Insomma, da quelle parti hanno paura di non avere molte possibilità di evitare un’invasione di camicie verdi. Sanno che molto dipenderà dal governo Mazinga che però con la faccia di Conte, il braccio sinistro di Zingaretti, quello destro di Di Maio e le gambe di Franceschini, non sembra molto forte.

Non è certo dotato di missili perforanti o del micidiale raggio termico in grado di incenerire i nemici in una frazione di secondo.

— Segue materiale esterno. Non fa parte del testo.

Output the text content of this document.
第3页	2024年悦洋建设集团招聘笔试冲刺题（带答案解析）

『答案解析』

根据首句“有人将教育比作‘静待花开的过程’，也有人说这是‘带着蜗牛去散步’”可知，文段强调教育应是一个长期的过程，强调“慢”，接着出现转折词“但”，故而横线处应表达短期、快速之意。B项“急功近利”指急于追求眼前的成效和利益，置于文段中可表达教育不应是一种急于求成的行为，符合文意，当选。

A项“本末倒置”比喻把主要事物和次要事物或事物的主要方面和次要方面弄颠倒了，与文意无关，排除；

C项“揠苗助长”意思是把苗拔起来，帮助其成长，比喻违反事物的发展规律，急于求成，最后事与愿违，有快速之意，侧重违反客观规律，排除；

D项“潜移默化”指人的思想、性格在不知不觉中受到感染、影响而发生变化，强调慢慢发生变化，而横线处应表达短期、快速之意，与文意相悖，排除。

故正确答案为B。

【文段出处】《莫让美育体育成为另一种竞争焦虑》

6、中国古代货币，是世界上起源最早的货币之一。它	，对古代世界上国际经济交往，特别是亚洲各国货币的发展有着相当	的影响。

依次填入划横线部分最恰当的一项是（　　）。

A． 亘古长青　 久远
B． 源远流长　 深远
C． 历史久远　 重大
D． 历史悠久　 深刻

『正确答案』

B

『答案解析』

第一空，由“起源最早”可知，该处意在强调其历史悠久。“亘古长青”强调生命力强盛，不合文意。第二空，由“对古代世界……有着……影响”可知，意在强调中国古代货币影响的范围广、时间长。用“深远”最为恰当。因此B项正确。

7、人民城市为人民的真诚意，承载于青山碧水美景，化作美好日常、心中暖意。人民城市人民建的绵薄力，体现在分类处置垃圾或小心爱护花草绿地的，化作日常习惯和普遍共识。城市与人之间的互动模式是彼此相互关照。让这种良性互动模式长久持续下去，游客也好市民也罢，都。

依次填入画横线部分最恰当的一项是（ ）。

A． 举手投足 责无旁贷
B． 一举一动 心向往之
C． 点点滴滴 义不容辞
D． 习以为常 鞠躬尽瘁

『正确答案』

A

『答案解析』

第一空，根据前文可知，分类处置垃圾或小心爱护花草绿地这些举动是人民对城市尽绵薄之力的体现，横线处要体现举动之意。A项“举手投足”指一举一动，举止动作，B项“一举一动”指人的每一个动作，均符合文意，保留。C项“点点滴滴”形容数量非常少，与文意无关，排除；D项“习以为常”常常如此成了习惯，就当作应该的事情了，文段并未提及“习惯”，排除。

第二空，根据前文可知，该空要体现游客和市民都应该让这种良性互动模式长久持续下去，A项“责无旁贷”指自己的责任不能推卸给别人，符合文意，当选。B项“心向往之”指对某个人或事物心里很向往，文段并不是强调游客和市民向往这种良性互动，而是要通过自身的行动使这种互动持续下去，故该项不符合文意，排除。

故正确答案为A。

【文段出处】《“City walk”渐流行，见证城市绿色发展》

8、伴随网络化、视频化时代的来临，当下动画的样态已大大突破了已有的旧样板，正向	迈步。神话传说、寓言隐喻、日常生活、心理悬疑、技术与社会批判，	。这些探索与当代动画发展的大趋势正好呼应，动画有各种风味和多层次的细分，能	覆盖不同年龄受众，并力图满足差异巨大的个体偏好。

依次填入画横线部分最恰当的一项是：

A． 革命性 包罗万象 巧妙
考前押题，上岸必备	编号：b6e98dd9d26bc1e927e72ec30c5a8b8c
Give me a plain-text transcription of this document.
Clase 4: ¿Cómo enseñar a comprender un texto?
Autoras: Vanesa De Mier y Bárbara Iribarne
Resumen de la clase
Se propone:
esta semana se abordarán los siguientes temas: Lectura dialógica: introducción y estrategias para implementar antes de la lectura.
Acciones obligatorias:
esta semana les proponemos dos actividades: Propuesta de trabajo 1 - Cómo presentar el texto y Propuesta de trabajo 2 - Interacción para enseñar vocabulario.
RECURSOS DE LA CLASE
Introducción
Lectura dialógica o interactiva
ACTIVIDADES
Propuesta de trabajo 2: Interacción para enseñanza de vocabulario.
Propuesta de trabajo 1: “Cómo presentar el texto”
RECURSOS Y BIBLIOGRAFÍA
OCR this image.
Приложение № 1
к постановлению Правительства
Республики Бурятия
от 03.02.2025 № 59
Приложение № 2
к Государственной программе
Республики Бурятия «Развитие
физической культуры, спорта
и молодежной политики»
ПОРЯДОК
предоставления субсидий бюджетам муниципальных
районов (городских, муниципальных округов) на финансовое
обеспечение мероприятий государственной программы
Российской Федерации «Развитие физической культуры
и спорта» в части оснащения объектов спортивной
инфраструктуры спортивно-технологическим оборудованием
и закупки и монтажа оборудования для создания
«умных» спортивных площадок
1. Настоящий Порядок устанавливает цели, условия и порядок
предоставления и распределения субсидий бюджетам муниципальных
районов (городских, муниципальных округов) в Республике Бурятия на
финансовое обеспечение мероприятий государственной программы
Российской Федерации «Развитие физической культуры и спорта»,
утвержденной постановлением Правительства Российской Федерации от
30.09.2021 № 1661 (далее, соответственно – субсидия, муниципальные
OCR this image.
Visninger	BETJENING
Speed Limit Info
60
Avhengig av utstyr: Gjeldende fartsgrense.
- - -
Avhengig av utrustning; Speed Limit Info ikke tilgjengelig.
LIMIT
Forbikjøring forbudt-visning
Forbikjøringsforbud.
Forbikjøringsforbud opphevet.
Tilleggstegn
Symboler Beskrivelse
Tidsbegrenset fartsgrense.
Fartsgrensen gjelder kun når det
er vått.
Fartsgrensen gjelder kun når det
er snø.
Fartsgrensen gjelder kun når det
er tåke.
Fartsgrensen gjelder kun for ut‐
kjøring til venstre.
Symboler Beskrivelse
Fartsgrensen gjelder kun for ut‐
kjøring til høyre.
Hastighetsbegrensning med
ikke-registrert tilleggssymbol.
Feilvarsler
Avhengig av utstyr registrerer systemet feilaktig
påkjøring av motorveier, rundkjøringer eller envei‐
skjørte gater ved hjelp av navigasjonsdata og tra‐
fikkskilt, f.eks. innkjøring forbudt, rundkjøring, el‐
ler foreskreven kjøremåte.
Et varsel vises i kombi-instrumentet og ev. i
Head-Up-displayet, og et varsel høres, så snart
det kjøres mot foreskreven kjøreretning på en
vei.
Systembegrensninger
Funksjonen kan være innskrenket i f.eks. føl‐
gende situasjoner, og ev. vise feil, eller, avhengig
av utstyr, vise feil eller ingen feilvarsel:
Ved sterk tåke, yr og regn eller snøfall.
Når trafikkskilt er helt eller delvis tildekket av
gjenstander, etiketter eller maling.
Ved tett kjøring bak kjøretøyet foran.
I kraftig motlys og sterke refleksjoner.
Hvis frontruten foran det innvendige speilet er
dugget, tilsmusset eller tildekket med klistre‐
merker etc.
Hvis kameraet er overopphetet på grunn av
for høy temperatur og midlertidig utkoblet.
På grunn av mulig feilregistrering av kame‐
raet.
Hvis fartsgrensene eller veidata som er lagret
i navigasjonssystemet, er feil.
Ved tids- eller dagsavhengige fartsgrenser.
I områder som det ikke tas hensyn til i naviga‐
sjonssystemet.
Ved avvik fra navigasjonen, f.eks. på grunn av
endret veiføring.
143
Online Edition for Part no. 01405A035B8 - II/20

Ha solo tante buone intenzioni più che, per ora, hanno prodotto solo una valanga di cifre e indiscrezioni più o meno fondate. Quindi, se le cose non cambieranno in fretta, gli abitanti di questa parte della pianura padana pensano che non rimarrà loro altro da fare che sperare in un miracolo.

Per ottenerlo qualcuno ha suggerito di non affidarsi ad un semplice santo, ma di rivolgersi più in alto.

Magari riprendendo la famosa affermazione che Don Camillo usava per fare appello alla coscienza degli elettori.

Ovvero: ”Nella cabina elettorale Dio ti vede. Salvini, no!”